Epstein's Paints serves the city's film and TV industry, filling in interior backdrops
HELL'S KITCHEN, Manhattan (WABC) -- SAG-AFTRA members aren't the only ones able to get back on the job now that the strike is over.
Eyewitness News reporter Sonia Rincon spoke with the owner of a family business in Midtown, Manhattan with a long history of working with New York film and TV productions.
With screen actors getting back on sets, there are sets to be designed. Epstein's Paints serves the city's film and TV industry, filling in interior backdrops, and the last few months have been tough.
"It's just been dead.

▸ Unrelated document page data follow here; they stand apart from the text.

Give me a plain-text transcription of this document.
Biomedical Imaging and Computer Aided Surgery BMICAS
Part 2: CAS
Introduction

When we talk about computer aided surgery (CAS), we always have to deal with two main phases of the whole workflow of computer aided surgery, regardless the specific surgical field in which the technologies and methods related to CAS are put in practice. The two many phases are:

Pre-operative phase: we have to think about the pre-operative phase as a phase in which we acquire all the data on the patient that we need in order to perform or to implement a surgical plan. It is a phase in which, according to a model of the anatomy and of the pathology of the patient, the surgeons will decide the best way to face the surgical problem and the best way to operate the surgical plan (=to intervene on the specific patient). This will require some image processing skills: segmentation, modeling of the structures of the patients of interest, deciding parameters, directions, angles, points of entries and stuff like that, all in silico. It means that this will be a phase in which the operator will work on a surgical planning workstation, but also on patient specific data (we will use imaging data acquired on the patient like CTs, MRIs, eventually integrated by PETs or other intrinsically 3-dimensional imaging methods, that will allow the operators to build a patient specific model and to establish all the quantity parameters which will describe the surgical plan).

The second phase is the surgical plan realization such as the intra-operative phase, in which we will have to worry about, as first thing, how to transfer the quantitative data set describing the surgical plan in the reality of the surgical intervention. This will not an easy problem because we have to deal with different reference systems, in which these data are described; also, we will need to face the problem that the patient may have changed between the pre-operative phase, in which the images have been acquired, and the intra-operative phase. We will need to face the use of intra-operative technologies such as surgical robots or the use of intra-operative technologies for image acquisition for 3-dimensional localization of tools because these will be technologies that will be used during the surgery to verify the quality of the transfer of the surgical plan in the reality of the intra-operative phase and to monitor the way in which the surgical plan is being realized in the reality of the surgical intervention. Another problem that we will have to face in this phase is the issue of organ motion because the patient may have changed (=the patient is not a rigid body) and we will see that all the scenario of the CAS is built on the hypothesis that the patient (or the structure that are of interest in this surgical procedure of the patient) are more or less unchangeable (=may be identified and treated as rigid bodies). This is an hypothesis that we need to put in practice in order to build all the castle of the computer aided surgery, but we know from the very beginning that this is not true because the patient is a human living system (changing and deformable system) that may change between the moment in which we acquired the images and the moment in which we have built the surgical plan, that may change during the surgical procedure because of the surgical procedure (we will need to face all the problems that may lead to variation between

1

It's been quiet," Ken Epstein said.
There was a little reprieve when the writers strike ended.
"They settled, so some of the late-night shows came back," he said.
Now, movies and TV shows can pick back up. The family business has been in Hell's Kitchen since 1895, but it's been filling orders for New York's big and small screen creative designers since the 1950's, thanks to Ken Epstein's late father Larry, a World War II veteran.
"The studios were all in this neighborhood," he said. "And he would go in with a couple of wallpaper books, and when color came in, they had to do everything in color and differently."
Floors, blinds and wallpaper, aren't necessarily the things you notice watching a movie or TV show, but they help transport you to a particular time or help establish a mood. That's Epstein's specialty.
When Michael Jackson and Diana Ross eased on down the road, the shop supplied just the right shade of yellow.
Lots of iconic New York movies had interiors they helped bring to life. A wall is filled with old parking permits in the store, serving as reminders.
"'Serpico,' 'Dogs Day,' some great New York stuff," Epstein said. "'The Warriors,' just some great New York movies."
Some of them have the working titles, not the final ones.
"Like 'Zumunda,' with Eddie Murphy," Epstein said.
That would eventually titled 'Coming to America.'
As the film and TV industry goes, so do the niche businesses that serve it, weathering tough times like the pandemic.
"9-11 was terrible because everything was done, the whole downtown was closed," he said. "You go months without business and then it takes time to get caught up again. And that's where we are now."